O limitador externo fica muito claro, por exemplo, em conversas com estrangeiros hospedados no mesmo hotel em que me encontrei, o Hotel Koryo. Reclamam demais com a lentidão dos processos de fechamento de contratos. Por exemplo, conversando com três italianos vindos aqui para oferecer frutas para importação, segundo eles, já faz duas semanas que as coisas não andam. Argumentei com eles que em primeiro lugar, os norte-coreanos apesar de comunistas, são asiáticos e que, portanto, os norte-coreanos estavam à espera de novas e melhores condições de negócio. Afinal, qualquer primeiro-anista de economia sabe que a crise faz com que os países do centro do sistema, além de acelerarem processos de fusões e aquisições, partem para uma verdadeira corrida em busca de mercados alternativos. E a turma de Kim Jong Il sabe muito bem disso. Esse pessoal, a começar pelo brilhante Kim Jong Il, de maluco e burro não tem nada. Nesta terra não há espaço para criadouro de espécies como Henrique Meireles, Marina Yankee Silva etc.

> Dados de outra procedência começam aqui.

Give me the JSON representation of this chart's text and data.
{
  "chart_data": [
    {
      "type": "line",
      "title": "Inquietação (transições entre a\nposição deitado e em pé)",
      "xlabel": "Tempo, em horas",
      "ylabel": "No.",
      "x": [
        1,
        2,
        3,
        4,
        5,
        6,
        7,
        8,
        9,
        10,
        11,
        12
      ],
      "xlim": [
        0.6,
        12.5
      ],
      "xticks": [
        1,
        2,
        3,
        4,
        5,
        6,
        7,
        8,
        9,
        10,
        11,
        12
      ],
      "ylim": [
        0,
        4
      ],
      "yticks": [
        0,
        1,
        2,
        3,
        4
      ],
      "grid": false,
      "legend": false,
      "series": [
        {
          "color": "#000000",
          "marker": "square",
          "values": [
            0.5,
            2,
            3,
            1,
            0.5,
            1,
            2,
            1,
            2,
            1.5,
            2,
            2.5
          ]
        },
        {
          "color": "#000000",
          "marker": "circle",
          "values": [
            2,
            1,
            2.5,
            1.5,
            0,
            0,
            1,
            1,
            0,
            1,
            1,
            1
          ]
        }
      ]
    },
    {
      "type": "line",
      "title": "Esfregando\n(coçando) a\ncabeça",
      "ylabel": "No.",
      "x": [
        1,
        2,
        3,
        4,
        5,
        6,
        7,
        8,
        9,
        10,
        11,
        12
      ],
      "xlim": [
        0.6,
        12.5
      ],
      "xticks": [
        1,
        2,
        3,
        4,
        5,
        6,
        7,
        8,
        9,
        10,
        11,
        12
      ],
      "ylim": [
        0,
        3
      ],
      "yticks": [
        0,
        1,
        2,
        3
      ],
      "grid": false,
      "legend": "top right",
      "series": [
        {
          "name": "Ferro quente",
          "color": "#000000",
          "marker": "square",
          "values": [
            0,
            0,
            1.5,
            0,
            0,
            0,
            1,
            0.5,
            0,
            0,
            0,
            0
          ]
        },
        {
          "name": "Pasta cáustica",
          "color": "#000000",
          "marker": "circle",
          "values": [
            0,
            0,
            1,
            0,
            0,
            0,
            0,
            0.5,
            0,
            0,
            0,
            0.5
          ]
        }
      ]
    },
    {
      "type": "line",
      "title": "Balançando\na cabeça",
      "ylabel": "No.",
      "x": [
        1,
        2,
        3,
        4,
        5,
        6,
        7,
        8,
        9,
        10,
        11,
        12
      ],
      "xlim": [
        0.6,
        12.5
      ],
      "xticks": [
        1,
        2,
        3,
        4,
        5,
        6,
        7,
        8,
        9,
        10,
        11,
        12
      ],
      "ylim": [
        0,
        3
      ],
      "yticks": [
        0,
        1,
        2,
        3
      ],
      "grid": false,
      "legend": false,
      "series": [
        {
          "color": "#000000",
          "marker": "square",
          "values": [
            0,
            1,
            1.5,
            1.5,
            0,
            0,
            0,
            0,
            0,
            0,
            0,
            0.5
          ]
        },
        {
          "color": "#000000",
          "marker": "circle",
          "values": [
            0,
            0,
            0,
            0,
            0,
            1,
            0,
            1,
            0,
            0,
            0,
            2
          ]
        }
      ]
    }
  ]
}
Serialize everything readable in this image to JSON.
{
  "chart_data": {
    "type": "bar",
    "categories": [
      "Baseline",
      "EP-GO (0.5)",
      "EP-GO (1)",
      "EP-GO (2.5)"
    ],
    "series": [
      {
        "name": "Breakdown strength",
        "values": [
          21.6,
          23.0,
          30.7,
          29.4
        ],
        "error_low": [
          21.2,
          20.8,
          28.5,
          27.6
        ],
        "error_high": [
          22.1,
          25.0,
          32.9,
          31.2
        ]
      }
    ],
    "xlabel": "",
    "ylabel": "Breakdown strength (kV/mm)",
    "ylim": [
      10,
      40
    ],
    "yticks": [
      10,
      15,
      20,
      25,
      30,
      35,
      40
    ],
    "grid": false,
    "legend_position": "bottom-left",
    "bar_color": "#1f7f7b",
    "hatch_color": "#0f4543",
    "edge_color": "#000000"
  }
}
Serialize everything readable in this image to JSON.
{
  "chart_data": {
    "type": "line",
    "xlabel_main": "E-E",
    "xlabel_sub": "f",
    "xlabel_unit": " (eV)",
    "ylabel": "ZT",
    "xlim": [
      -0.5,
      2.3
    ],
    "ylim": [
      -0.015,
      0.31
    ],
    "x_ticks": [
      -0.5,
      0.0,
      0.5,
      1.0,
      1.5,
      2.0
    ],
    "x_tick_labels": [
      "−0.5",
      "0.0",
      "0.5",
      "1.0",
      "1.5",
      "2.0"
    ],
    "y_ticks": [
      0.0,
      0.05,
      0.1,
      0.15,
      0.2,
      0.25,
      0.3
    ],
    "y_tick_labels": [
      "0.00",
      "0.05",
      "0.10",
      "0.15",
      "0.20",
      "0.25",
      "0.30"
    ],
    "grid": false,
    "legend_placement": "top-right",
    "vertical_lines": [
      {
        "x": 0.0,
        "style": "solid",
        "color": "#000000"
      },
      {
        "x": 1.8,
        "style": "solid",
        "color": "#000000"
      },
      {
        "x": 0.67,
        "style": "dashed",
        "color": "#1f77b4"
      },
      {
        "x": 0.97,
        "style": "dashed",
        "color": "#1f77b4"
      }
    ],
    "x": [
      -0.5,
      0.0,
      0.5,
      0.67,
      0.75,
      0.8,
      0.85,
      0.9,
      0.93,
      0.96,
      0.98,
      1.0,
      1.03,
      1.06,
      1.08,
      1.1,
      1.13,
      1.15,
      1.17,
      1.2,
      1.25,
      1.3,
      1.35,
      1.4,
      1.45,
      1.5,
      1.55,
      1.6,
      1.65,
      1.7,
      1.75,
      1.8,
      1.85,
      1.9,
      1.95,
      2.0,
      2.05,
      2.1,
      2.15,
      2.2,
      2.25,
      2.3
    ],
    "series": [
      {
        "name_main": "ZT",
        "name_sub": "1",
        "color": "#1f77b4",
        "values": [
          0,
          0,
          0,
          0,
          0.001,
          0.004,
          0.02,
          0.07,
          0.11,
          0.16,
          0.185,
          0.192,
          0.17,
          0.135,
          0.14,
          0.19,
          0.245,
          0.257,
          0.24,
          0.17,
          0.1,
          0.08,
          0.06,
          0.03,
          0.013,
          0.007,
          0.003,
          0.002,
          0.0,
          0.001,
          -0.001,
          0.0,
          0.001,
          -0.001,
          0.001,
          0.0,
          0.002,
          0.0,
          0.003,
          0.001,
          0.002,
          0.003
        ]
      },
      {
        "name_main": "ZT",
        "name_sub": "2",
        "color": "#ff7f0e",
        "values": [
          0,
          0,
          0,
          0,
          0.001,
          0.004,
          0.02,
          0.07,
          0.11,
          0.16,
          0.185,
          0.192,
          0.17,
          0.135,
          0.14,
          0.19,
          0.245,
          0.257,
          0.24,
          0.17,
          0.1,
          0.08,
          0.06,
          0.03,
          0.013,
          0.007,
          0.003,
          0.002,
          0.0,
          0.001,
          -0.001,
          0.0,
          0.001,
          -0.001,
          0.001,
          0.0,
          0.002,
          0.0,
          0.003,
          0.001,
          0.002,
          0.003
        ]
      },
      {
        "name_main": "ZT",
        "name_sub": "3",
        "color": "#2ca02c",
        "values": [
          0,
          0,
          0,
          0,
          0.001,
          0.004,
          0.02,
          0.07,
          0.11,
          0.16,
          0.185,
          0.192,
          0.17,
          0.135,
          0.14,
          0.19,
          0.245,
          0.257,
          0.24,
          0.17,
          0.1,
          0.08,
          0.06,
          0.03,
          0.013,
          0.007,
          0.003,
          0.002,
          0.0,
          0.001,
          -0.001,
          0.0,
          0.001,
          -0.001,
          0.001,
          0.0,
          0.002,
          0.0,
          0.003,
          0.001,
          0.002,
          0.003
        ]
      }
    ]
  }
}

Não somente isso, países como a França e a Itália, mantém ótimas relações com os EUA e a Coréia do Sul, e que portanto, qualquer elemento desse tipo deveria passar por muitos constrangimentos antes de quererem se instalar na Coréia do Norte. Olha que chance de ouro para o Brasil!

Mais, estrategicamente desde a crise financeira asiática de 1997 (cujo epicentro foi a Coréia do Sul),o imperialismo vem tratando de minar a a capacidade de financiamento da Coréia do Sul, ora pela imposição do FMI de privatização do sistema financeiro sul-coreano, ora por fazer a Coréia do Sul “engolir pela culatra” empréstimos “casca de banana” de curto prazo, além de ameaças de fechamento do mercado norte-americano à indústria automotiva sul-coreana. O alvo nem precisa explicar: a inviabilização de qualquer processo que encete a reunificação da península e a consequente perda de influência dos EUA na Ásia, tanto para a China quanto para uma “nova Alemanha reunificada”, agora em solo asiático.

Reformas, estrangulamento financeiro e política monetária

Na estação fronteiriça da China com a RDPC, uma leva de norte-coreanos adentraram ao vagão. Como disse antes, muito alegres e festeiros. Pensei comigo: vou tentar puxar papo. Após algumas tentativas frustradas por conta da barreira do idioma, consegui achar um que falava um inglês excelente. Profissão: comerciante. Comerciava magnesita coreana por petróleo e grãos da China, além de uma série de insumos industriais. Figura altamente politizada (aliás, a politização é uma marca registrada desse povo), de forma calma me explicava os mecanismos de estrangulamento financeiro impetrado pelos EUA,além dos passos dados pelo governo central no sentido de uma “certa” liberalização econômica.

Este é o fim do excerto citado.